Paneer : 250 gms
Potatoes : 3 nos (boiled & mashed)
Coriander & Cumin seeds Powder : 1 tsp
Salt : 1/4 tsp
Oil : for frying
Ginger Garlic Paste : 1/2 tsp
Onions : 3 nos
Green chillies : 6-8 nos
Turmeric : 1/2 tsp
Cashewnuts : 100 gms
Poppy Seeds : 50 gms
Milk : 1/2 cup
Garam Masala : 1 tsp
Salt : 1 1/2 tsp
Butter : 3 tsp
Water : 4 cups
Lemon Juice : 1 tsp
Coriander Leaves : for garnishing
Method for Koftas:
- Grate the paneer and mix well with the mashed potatoes.
- Add the salt and coriander and cumin seeds powder. Mix well and make into round balls.
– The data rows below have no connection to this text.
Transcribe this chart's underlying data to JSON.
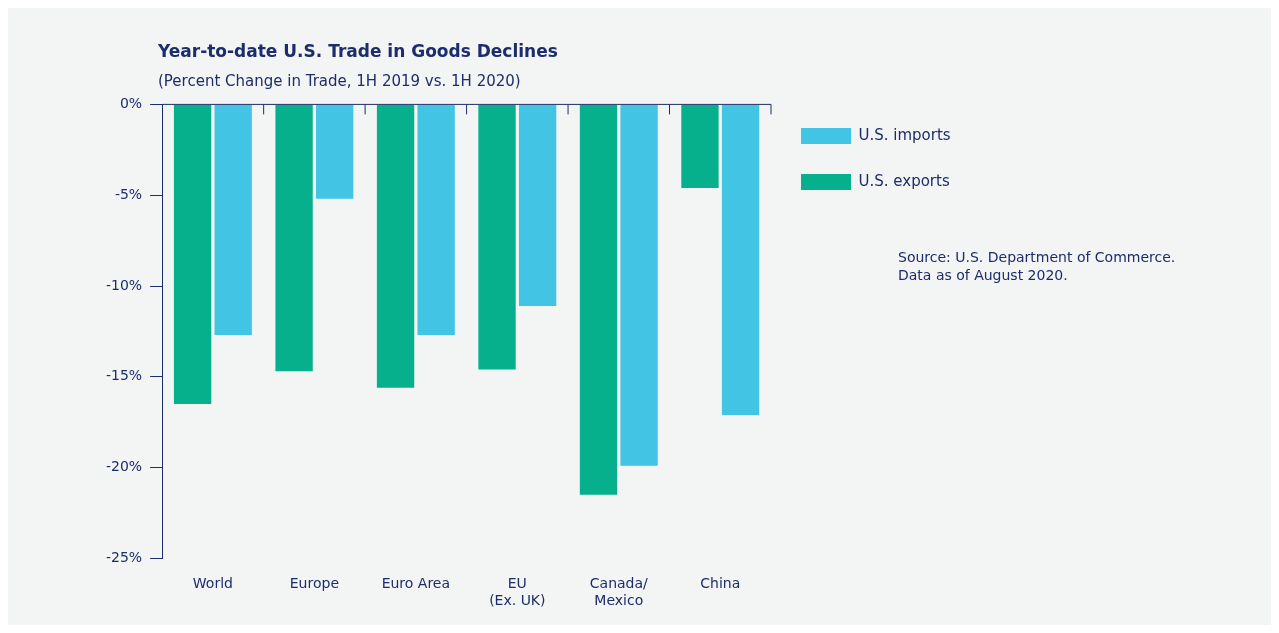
{
  "chart_data": {
    "type": "bar",
    "title": "Year-to-date U.S. Trade in Goods Declines",
    "subtitle": "(Percent Change in Trade, 1H 2019 vs. 1H 2020)",
    "categories": [
      "World",
      "Europe",
      "Euro Area",
      "EU\n(Ex. UK)",
      "Canada/\nMexico",
      "China"
    ],
    "series": [
      {
        "name": "U.S. exports",
        "color": "#07b08c",
        "values": [
          -16.5,
          -14.7,
          -15.6,
          -14.6,
          -21.5,
          -4.6
        ]
      },
      {
        "name": "U.S. imports",
        "color": "#42c4e4",
        "values": [
          -12.7,
          -5.2,
          -12.7,
          -11.1,
          -19.9,
          -17.1
        ]
      }
    ],
    "ylim": [
      -25,
      0
    ],
    "yticks": [
      {
        "value": 0,
        "label": "0%"
      },
      {
        "value": -5,
        "label": "-5%"
      },
      {
        "value": -10,
        "label": "-10%"
      },
      {
        "value": -15,
        "label": "-15%"
      },
      {
        "value": -20,
        "label": "-20%"
      },
      {
        "value": -25,
        "label": "-25%"
      }
    ],
    "grid": false,
    "legend": "right",
    "annotations": [
      "Source: U.S. Department of Commerce. Data as of August 2020."
    ]
  }
}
- Heat oil in a pan and deep fry the koftas till golden brown and keep aside.
- Soak cashewnuts and khus-khus in luke warm milk and keep aside for 20 min and grind it to a smooth paste along with the milk.
- Make a paste of onions and green chillies and keep aside.
- Heat the pan, add the butter to it. Add onion-green chilli paste and ginger-garlic paste and fry till oil separates.
- Add tumeric powder. Add the cashewnut paste and fry for 3 min on a low flame.
- Add salt and garam masala to the gravy. Pour water into the gravy and let it boil for 5 min. Put off the flame and add lemon juice to it.
- Dump the koftas into the gravy, garnish with fresh coriander leaves and serve hot.